L’UE, elle aussi, modifie sa législation relative aux données personnelles. Ses travaux ne seront vraisemblablement pas achevés avant fin 2015. La Suisse n’est concernée que dans la mesure où ces actes normatifs relèvent de l’acquis de Schengen/Dublin, mais les échanges de données avec l’UE reposent en principe sur le fait que le niveau de protection des données garanti par la Suisse est reconnu comme adéquat. La Suisse a donc un intérêt majeur à renforcer ses dispositions.

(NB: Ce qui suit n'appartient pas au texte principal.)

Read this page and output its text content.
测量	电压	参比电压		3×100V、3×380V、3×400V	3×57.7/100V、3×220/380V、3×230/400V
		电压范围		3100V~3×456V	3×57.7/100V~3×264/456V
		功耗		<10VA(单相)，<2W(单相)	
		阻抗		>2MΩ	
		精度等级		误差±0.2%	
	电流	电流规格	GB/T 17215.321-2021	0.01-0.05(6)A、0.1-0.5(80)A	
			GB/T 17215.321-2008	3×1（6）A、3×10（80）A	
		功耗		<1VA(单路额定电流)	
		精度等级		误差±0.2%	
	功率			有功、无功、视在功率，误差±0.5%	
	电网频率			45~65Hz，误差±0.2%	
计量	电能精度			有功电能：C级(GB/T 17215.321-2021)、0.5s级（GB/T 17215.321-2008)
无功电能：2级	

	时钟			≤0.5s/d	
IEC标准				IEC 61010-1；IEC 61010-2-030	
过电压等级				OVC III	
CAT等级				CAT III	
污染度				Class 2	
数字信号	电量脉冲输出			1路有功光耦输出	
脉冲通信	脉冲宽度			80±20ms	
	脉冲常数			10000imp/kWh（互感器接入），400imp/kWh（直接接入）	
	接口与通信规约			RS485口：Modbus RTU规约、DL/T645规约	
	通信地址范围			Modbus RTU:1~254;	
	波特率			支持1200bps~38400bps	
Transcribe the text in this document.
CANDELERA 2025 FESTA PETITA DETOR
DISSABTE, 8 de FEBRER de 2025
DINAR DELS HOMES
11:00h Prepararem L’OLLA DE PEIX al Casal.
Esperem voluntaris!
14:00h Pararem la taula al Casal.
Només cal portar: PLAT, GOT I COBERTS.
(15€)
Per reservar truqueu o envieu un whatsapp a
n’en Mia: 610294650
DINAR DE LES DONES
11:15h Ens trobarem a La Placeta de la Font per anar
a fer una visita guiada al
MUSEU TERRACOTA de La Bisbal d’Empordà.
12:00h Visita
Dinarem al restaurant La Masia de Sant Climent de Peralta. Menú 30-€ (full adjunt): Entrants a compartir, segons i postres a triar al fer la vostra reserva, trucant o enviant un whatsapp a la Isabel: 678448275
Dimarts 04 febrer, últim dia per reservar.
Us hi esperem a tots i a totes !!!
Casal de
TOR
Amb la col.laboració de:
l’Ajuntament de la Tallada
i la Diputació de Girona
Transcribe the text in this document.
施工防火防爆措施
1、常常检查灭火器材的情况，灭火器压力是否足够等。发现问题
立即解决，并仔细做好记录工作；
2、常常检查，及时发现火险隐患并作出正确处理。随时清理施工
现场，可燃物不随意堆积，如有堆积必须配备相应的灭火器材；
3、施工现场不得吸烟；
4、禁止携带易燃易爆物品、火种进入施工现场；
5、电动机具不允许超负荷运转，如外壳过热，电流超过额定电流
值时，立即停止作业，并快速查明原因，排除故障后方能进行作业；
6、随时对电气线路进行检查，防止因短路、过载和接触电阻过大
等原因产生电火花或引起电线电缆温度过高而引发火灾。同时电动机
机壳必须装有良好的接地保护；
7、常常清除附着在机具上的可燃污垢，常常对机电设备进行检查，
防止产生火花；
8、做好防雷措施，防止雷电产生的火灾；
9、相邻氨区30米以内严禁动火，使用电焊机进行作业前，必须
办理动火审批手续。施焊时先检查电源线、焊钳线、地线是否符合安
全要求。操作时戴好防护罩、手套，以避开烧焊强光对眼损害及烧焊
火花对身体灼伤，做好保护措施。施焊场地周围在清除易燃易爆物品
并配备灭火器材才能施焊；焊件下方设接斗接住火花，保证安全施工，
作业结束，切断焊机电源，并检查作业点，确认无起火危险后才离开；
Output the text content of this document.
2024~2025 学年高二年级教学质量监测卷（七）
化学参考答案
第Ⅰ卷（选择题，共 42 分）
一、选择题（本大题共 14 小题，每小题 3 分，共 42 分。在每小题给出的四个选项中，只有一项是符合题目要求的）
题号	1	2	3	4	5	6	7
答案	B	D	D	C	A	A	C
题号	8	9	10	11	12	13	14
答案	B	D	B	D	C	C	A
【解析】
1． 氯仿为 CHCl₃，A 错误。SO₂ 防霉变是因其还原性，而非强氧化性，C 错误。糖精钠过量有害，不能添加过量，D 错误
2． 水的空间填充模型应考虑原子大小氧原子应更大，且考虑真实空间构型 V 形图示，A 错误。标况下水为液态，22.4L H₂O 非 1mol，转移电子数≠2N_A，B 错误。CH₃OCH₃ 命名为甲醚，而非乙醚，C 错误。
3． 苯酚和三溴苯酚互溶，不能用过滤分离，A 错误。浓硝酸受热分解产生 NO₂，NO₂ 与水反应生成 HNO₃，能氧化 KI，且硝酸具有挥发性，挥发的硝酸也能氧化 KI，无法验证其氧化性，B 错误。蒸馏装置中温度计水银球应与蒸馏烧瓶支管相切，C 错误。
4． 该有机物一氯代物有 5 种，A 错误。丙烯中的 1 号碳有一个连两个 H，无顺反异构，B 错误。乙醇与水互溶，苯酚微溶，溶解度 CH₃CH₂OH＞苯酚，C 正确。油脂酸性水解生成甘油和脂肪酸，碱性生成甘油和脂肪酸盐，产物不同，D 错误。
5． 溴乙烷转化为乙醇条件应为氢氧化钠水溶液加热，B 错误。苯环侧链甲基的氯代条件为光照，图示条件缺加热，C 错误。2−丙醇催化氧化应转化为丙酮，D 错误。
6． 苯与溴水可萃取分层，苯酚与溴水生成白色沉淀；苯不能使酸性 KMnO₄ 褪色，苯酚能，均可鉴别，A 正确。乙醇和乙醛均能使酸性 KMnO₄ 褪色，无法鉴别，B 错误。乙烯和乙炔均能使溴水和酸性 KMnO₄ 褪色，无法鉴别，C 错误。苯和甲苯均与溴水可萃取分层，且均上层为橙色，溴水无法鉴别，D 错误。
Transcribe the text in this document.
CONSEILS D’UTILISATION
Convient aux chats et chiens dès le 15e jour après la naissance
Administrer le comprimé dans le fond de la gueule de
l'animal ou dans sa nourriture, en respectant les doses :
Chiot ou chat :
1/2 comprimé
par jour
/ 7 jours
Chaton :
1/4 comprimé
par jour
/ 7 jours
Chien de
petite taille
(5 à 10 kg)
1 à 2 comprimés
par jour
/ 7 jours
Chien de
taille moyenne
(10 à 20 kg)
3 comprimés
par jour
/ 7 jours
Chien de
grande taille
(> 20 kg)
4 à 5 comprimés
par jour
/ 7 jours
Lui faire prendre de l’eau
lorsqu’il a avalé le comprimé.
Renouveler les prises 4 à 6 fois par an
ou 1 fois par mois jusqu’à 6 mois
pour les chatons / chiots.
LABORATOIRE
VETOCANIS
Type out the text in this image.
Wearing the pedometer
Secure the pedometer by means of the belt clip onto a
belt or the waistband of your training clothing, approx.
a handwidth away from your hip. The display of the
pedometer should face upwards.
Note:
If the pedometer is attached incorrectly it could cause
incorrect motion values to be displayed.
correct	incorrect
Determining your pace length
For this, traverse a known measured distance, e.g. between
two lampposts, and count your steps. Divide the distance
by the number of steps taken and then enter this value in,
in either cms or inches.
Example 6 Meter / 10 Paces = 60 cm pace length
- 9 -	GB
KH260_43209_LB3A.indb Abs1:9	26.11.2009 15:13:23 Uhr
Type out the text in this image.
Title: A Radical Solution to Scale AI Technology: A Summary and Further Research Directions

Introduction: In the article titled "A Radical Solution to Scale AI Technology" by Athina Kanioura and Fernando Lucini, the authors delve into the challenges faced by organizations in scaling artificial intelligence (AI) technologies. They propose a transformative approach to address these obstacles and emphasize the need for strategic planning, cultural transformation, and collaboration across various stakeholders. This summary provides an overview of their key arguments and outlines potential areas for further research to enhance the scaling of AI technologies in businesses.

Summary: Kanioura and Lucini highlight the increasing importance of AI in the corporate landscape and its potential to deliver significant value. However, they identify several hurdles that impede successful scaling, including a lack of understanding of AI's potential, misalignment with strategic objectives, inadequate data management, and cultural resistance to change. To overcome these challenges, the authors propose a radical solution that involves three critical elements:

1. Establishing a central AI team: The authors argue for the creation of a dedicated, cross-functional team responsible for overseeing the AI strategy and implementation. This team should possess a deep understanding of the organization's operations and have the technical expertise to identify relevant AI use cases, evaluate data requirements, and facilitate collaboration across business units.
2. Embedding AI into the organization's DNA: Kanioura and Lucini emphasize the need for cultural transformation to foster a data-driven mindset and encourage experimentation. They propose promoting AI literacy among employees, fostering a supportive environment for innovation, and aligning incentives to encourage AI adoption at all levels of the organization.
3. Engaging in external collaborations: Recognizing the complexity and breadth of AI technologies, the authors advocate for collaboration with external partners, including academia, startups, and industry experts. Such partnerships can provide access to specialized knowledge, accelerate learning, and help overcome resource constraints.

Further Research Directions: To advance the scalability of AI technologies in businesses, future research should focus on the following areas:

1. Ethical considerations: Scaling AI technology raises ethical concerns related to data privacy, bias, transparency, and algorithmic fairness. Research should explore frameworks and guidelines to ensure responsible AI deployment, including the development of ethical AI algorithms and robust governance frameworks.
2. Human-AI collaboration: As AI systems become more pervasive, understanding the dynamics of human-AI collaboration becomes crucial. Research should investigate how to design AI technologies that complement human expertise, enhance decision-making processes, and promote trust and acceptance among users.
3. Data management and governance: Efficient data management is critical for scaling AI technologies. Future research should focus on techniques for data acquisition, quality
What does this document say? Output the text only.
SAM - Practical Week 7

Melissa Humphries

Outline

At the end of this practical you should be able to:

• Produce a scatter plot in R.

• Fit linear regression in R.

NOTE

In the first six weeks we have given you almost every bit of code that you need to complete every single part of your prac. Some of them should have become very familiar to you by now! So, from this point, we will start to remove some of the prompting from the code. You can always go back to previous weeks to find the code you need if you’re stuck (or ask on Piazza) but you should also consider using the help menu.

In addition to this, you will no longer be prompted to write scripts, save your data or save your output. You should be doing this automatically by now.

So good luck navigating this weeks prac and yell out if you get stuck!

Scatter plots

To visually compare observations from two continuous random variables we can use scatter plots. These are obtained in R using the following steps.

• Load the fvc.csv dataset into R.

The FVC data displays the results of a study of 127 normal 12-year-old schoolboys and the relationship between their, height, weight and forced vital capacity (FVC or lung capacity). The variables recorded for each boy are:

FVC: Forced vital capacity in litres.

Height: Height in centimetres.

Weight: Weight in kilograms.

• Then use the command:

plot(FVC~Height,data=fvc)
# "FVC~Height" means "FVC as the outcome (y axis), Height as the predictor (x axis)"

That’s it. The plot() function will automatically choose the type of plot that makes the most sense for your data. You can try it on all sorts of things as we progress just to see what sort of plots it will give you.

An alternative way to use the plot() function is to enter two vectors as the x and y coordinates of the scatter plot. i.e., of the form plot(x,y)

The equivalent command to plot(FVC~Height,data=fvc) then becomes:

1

La révision de la LPD devrait mettre la Suisse en état de ratifier la nouvelle convention du Conseil de l’Europe pour la protection des personnes à l’égard du traitement automatisé des données à caractère personnel et de reprendre si nécessaire les développements de l’acquis de Schengen/Dublin en matière de protection des données.

Le Conseil fédéral entend néanmoins faire avancer rapidement ses propres travaux préparatoires. En fixant à fin août 2016 le délai pour l’élaboration d’un avant-projet de révision de la LPD, il pourra tenir compte de manière adéquate des réformes en cours au niveau européen.

Renforcement des droits des personnes concernées
L’évaluation de la LPD a montré que le citoyen lambda ne fait que rarement valoir ses droits face aux organismes qui traitent des données à son sujet. Il convient donc d’examiner s’il ne serait pas opportun de renforcer non seulement les attributions et les pouvoirs du préposé fédéral à la protection des données et à la transparence, mais aussi, ponctuellement, les droits des personnes concernées et la procédure qu’elles doivent suivre pour les faire appliquer. La question est d’intérêt notamment dans les domaines où le droit suisse présente des lacunes par rapport aux réformes du Conseil de l’Europe.

Le Conseil fédéral entend aussi améliorer le contrôle et la maîtrise des données, de même que la protection des mineurs. Enfin, il souhaite que la protection des données soit assurée plus en amont, grâce à la promotion des bonnes pratiques.